Stemm was shocked to find local Walmarts stocking items featuring a photograph he took. But this isn't a case of Walmart finding a picture on the internet and deciding to keep it. It's a case of "read the fine print" before you surrender your creations to a stock photo agency. Michael Zhang of PetaPixel has more details.
[I]n February 2018, [Stemm] learned of using microstock photography to generate extra income, so he “randomly uploaded one picture” to the stock photo service Shutterstock.
The photographer never read Shutterstock's terms and agreement and never checked his account again after uploading the photo, according to Globalnews.ca.
Stemm says he was then shocked to find his photo being “exploited by big companies.”
It turns out a Newfoundland-based company called Islandwide Distributors (IWD) had licensed Stemm’s photo royalty-free from Shutterstock for just $1.88.
That leaves Stemm with less than $2 to collect from Shutterstock for the hundreds of dollars of merchandise sold by Walmart featuring his photo. That may seem wrong, given the licensing terms, but it isn't. But it certainly seems wrong to Stemm, who has strong feelings about the rights he signed away to Shutterstock.
“Walmart is selling my picture without my permission throughout all New Brunswick,” Stemm writes in the description. “I feel like I am being taken advantage of in this situation.”
Well, no. Stemm took advantage of himself. Something he thought would earn him a little extra money is earning Walmart a far bigger sum. But that's exactly how licensing works. Stemm said Shutterstock could license the photo. Shutterstock did exactly that. The fact that Walmart has more than 500,000 items featuring Stemm's photo is probably unexpected, but if you really want to retain full rights to your creation, you don't hand part of those rights over to a middleman. When Walmart licensed the picture from Shutterstock, it didn't seek Stemm's permission because it didn't need Stemm's permission.

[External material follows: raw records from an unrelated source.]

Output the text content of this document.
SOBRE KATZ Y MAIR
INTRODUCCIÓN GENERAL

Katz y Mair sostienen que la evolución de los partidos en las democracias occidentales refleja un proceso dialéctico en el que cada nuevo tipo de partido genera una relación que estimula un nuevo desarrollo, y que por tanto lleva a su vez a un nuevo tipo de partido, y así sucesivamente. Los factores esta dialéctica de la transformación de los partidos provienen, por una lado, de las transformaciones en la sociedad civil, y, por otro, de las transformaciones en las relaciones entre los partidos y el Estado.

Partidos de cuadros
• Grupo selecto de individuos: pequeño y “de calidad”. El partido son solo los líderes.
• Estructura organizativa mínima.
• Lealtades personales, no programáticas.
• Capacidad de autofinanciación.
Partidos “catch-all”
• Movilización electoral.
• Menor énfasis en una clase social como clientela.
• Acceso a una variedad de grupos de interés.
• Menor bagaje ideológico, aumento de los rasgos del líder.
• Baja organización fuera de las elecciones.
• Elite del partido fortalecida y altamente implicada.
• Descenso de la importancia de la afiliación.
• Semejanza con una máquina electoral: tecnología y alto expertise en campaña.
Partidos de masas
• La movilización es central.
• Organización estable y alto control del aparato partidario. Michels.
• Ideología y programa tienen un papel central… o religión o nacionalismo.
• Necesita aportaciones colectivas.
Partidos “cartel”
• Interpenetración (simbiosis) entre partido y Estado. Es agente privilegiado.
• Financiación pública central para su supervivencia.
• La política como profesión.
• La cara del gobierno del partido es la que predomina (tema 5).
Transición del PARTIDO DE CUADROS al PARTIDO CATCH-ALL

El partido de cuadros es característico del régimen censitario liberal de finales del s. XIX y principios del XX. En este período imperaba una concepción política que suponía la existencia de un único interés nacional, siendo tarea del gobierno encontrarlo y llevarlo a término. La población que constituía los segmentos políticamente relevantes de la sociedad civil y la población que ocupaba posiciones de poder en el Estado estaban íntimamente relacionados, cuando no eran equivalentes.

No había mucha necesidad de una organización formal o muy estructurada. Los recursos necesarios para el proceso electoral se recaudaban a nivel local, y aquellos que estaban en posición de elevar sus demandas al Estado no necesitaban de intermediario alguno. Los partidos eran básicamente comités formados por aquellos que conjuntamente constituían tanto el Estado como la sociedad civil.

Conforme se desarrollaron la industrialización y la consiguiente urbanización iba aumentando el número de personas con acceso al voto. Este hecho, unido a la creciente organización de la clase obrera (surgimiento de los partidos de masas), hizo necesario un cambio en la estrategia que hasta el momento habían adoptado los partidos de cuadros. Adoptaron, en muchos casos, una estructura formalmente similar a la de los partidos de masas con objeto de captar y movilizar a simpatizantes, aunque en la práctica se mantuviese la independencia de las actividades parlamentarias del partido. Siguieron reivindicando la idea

For whatever it's worth Walmart Canada has reached out to Stemm to do… something. Maybe a gift card is in Stemm's future, but it seems unlikely Walmart will ditch Shutterstock and license the photo from Stemm directly. Stemm at least knows why this happened and is unlikely to make the same mistake in the future. But him calling it "unfair" shows he hasn't fully taken these lessons to heart.
It certainly seems unfair when a company can make hundreds of dollars from a $1.88 license. But there's nothing unfair about a process that involves a voluntary relinquishment of control. Shutterstock can certainly find a greater market for someone's photos, but no one should go into this relationship believing it will result in newfound personal wealth.